Стадион не походил ни на какие другие стадионы — круглый и всего с одними воротами, мимо которых с головокружительной скоростью проносились игроки в разноцветных клоунских костюмах, красных с белым и жёлтых с голубым. Роль шайбы исполнял огромный зелёный шар, время от времени взлетавший вверх и медленно опускавшийся. Когда шар неудачно задевали клюшкой и он начинал перемещаться за пределы поля, его перехватывал один из четырёх перламутровых с черным Арлекинов и мощным ударом отправлял обратно.
Такой же перламутрово-чёрный лоскутный костюм был и на Платоне. Но по полю Платон не бегал, а стоял на невысоком мраморном кубе в нише, вырубленной в окружавшей лёд гладкой серой стене. Стена была высокой, и трибуны находились, судя по всему, над ней, потому что рёв тысячной толпы доносился сверху. Коньки елозили по мрамору, и, чтобы не упасть, Платону приходилось упираться ладонями в боковые стенки ниши.

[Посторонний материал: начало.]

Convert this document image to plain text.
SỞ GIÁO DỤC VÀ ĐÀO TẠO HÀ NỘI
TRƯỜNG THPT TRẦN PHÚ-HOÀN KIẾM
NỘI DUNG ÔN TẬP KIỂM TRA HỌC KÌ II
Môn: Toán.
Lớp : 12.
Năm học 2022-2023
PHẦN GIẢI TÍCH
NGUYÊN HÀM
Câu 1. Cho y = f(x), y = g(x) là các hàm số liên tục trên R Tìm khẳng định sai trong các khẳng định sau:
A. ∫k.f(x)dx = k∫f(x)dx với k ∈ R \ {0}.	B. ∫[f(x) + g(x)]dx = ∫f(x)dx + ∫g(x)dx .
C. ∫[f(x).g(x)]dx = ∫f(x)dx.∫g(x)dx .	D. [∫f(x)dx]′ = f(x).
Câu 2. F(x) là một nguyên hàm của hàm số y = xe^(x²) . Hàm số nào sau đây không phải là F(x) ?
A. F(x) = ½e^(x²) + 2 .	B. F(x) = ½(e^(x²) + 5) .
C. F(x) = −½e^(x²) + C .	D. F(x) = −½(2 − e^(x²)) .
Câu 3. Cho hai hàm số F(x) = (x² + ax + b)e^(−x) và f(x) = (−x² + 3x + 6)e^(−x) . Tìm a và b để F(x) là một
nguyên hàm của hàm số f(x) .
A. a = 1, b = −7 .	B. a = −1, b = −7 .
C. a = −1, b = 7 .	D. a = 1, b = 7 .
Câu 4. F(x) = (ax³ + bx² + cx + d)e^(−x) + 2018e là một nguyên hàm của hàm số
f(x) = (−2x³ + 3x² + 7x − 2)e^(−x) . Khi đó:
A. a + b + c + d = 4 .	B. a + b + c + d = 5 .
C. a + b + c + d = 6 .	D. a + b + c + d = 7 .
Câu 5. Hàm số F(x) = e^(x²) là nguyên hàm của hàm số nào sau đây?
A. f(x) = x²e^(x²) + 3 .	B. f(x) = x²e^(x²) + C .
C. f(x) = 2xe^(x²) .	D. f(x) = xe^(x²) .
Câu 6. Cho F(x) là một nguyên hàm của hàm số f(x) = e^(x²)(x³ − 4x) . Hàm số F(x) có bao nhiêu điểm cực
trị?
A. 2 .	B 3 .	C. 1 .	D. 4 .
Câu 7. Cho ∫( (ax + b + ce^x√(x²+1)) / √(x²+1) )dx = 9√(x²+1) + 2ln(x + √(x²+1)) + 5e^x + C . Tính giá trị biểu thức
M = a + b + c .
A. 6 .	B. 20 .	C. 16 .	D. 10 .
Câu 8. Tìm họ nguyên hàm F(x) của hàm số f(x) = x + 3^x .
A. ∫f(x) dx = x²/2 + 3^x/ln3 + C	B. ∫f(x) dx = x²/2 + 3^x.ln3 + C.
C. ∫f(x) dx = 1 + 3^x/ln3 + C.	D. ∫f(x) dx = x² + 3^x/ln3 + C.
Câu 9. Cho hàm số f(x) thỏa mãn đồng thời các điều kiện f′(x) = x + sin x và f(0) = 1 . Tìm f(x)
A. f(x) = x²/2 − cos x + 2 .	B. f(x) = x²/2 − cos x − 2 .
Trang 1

Иногда на поле происходила свалка, клоуны падали друг на друга и смешно молотили клюшками воздух. В этом случае Арлекины мгновенно собирались в воротах и терпеливо ждали, когда разноцветные игроки поднимутся на ноги и снова атакуют лениво покачивающийся на льду шар.
Странным было и то, что ни один из игроков не делал попытки направить шар в ворота. Похоже, единственная цель этого непонятного действа состояла в том, чтобы, отобрав шар у соперников, как можно дольше сохранять его при себе.
После особо сильного удара клюшкой шар резко взмыл в воздух и завис недалеко от Платона, на уровне лица. Платон увидел, как повернулись в его сторону клоуны, раззявив в недоумении размалёванные рты, а за их спиной мгновенно сгруппировавшиеся Арлекины метнули в пустые ворота невесть откуда взявшуюся шайбу. Над воротами загорелась лампочка, прозвучала сирена. Трибуны взвыли.
Но тут внимание Платона отвлёк шар, медленно вращавшийся перед глазами и менявший окраску. Шар розовел, желтел, слабое красное свечение изнутри вдруг становилось невыносимо ярким. На поверхности стали проступать изумрудные с черным по краям пятна, потом они вытянулись и принялись закручиваться в скользящие по поверхности шара спирали, из-за чего шар будто бы покрылся радужной плёнкой, потом раздулся и лопнул с мелодичным звоном хрустальной висюльки.
Занятый шаром, Платон не сразу заметил, как ледяное поле с цветными фигурками клоунов начало съёживаться, уменьшаясь в размерах. Мраморный куб превратился в вытягивающуюся вверх колонну. Ниша, в стенки которой можно было упираться руками, исчезла вместе с орущей толпой зрителей и лоскутными силуэтами Арлекинов. Чёрное ночное небо с безжалостно горящими звёздами становилось всё ближе, пронизывающий ветер свистел в ушах.
В космической пустоте Платон стоял на узком мраморном столбе, подножие которого терялось далеко внизу.
Держаться было не за что. Коньки скользили.
Глава 11
Путь наверх
«Какого вы мнения о семейной жизни вообще?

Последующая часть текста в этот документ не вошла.